The hospital financial impact would stem from the loss of insurance by an estimated 8.2 million enrollees whom the researchers project could no longer afford to buy coverage in the 38 federally operated exchanges if their subsidies are eliminated. The court will decide whether language in the Affordable Care Act (ACA) limits the provision of subsidies to enrollees in states that run their own exchanges.

The researchers concluded that the loss of coverage would take a particularly large financial toll on hospitals—compared with other providers—because they face ongoing cuts in uncompensated care assistance under the ACA. The law’s supporters justified the cuts as likely to be offset by a large reduction in the number of charity care patients after the law’s coverage expansions were enacted.

The Obama administration has refused to discuss whether it has a contingency plan if the subsidies are struck down, and some legal experts believe states could quickly implement workarounds that would allow the subsidies to continue.

But hospital advocates have raised alarms in amicus filings with the court about the adverse financial effects to their member organizations from any elimination of the subsidies.

Congressional Republicans said they are formulating contingency legislation to address the loss of subsidies.

Hospital Impact Detailed
The Urban Institute authors conclude that the 8.2 million people facing a loss of insurance if the subsidies are struck down will spend an estimated $11.1 billion on hospital care in 2016, under current law.
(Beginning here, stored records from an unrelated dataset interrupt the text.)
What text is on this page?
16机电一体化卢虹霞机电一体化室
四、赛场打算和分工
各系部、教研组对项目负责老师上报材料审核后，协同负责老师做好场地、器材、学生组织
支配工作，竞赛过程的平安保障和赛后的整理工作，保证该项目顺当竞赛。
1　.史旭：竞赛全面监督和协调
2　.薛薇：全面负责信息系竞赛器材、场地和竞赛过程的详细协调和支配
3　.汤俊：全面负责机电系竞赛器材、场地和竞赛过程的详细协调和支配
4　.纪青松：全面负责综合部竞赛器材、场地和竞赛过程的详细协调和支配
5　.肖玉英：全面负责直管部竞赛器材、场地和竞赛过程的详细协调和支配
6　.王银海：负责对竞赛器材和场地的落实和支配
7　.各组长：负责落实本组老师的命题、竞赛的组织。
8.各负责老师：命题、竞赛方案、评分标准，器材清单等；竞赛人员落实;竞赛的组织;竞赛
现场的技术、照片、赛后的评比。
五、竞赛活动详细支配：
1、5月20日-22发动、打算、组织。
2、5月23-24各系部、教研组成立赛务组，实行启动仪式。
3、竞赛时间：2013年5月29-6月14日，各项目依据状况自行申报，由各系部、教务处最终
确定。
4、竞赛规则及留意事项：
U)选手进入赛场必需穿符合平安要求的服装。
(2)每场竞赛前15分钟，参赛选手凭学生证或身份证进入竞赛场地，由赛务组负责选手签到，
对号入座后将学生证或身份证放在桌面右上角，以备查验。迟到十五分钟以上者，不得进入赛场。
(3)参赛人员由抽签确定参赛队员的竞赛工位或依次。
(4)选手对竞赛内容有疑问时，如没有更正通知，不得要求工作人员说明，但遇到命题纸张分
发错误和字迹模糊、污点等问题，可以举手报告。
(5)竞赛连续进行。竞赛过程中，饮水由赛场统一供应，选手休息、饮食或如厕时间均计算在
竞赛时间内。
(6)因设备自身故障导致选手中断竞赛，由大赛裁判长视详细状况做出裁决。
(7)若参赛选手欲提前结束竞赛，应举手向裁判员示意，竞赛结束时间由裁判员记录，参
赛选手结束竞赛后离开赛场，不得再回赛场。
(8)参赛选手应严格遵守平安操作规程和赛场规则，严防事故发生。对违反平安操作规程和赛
However, if they can no longer afford to buy coverage and thus become uninsured, they would spend $1.1 billion directly with another $3.8 billion in services provided as uncompensated care.

“Consequently, hospital revenues would decline in the affected states; the largest decreases would occur for hospitals that serve a large share of low- and moderate-income patients, but all hospitals would be affected financially in some way,” the analysts wrote.

About 39 percent of uncompensated care was funded by the federal government through programs such as Medicaid and Medicare DSH payments, 24 percent was funded by state and local governments, and the remaining 37 percent was funded by healthcare providers, according to a 2013 uncompensated care study cited in the Urban Institute report.

From 2013 through 2022, the ACA will cut Medicaid DSH funds by $22 billion and Medicare DSH funds by $34 billion, according to the nonpartisan Congressional Budget Office. Medicaid DSH cuts scheduled for FY14 were delayed until Oct. 1, 2015, but also were doubled to $1.2 billion.

In addition, the ACA’s reductions in future increases to Medicare fee-for-service hospital payments are expected to reduce payments by $260 billion during the same 10-year period.

Overall, a decision striking down subsidies would cut healthcare spending on hospitals, physicians, prescription drugs, and other areas by $9.7 billion in 2016 and $112 billion over 10 years.